Jenny stood in an inconspicuous spot across the hallway from which she’d emerged ten minutes earlier. She knew Kathryn could take care of herself, but when she sent her on ahead to avoid suspicion, she couldn’t help but feel a sense of loss. Jenny never considered herself a codependent sort, but Kathryn had a way of grounding her, of giving her purpose, and she didn’t mind the influence one bit.
Kathryn suddenly emerged, head held high, nonchalant as you please, and Jenny smiled, vowing to learn to be just as professional. Almost immediately, a server came up to Kathryn and directed her to Forrester’s driver, who was milling about aimlessly, looking bored with the whole affair. The server held up a note between them but appeared to just convey the contents, which sent the pair toward the back entrance with separate nods of their heads.

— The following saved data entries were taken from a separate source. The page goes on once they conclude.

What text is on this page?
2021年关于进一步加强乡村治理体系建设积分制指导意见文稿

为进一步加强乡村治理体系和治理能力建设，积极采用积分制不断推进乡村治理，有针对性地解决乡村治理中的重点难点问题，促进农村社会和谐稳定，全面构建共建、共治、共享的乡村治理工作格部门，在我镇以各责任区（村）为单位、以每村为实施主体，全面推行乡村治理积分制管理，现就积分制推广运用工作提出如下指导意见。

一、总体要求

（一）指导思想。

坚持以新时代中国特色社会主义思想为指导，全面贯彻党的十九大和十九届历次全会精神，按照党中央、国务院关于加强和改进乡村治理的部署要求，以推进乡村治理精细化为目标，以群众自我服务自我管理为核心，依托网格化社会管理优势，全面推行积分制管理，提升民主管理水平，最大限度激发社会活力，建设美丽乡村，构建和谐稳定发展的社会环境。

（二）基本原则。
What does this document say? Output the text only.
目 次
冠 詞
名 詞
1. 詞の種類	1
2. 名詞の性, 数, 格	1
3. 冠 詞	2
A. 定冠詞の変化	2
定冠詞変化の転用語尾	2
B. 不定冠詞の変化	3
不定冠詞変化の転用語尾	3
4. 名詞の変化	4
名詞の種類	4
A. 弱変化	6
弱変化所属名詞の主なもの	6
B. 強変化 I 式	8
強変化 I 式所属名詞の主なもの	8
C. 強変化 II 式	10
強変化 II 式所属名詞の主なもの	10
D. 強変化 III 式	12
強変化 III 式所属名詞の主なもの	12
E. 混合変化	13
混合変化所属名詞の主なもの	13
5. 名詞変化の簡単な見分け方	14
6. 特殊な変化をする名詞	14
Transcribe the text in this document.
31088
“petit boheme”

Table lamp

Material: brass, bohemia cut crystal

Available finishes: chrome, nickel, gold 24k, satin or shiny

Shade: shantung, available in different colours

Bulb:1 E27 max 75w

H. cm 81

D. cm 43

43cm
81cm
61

This time, Kathryn did turn around. She appeared to be searching for something, someone, and Jenny raised her chin and stared intently enough to draw a lingering glance. Something was wrong. Kathryn was leaving abruptly, and Forrester was nowhere to be seen. Her parting look indicated regret, not danger, and Jenny assumed it was because she hadn’t the chance to uncover more about their surprise guests.
Jenny decided it was her turn to prove her worth, and she began searching the room for her targets.